5 Things you should never share to keep yourself and your loved ones healthy

Sharing is caring – that is something that’s been taught to us from a time when we were young. But there are times when sharing do not end as caring. There are instances when sharing might actually do more harm than good.

Here we bring you things you should never share to keep yourself and your loved ones well:

Razors, Nail Trimmers and Cutters

These things can cut, and when there’s a cut there’s blood – and blood no matter how many vampire movies you watch is harmful and can transmit diseases. Take in for example this recent news when HIV is supposedly passed through the use of infected cuticle scissor.

Also, razors can spread infections such as folliculitis, jock itch, or warts via skin contact, even when there is no cut present.

Dr. Jeanie Chung Leddon, Boulder Valley Center for Dermatology offered a good guideline how to avoid razor sharing. An excellent guideline is to displace the blade after five to 10 uses, and you’ll have the ability to keep monitor more effectively if you have a blade that’s all of your own.


To some couples this may appear sweet as some individuals both married and dating have shared their toothbrush with their partner, many however find it gross.

UKBathrooms.com found out that “26 % of respondents did with 70 % of them stating that they didn’t see it as ‘unhygienic.’ Plus, 56 % claimed that they had shared the same toothbrush for more than a year.”

But the thing is, your toothbrush isn’t clean to begin with. Don’t believe it? Check this feature that will change the way you look at your toothbrush (or his).

Also, American Dental Association said that sharing toothbrush increases the risk of having infections. And the risk increases exponentially if you have a weak immune system.


Sharing a towel is a big no.
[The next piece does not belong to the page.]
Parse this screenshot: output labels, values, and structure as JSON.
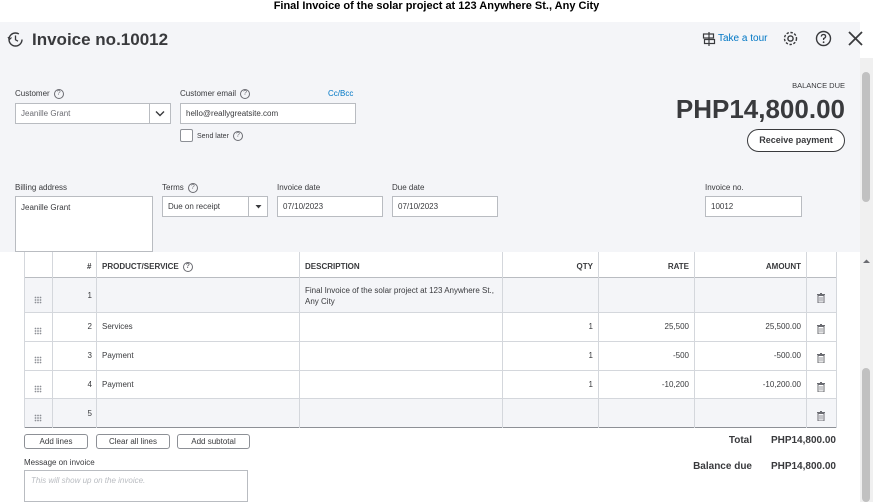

Staph can reside in towel for times or perhaps a few months given the right factors like the materials the towel is constructed of and its wetness content. So don’t share your towels and change it out at least one time weekly. Keep them dry and stored within an open space, and don’t share them with anyone.


Soap cleans but additionally, it may hold bacterias. The Centers for Disease Control and Avoidance pushes for liquid soap over traditional club soap and there’s a good reasoning for that. Club soap can harbor bacteria but liquid soap cannot, unless of course you open its container and somehow forcibly contaminate it.

Neal Schultz, a cosmetic dermatologist in New York City further explained why: It could be because bars of soap don’t usually dry all the way between uses, especially on the bottom, leading to an accumulation of bacteria, fungi, and yeast that can be passed from person to person.


Some couples (or BFFs) share everything, this includes deodorant. Remember that sweating breaks down the sweat in your skin and when there is certainly skin contact as of this level; bacterias and diseases can be moved.

There’s a difference between a roll-on and a stick deodorant in conditions of their ability to transfer bacteria and diseases according to Dr. Schulz. “With a deodorant stick, he says, you can transfer skin cells and hair, which plays to some people’s lower threshold for the gross, but won’t result in infection. A roll-on deodorant has the ability to transfer more bacteria because of its sticky quality,”  he said.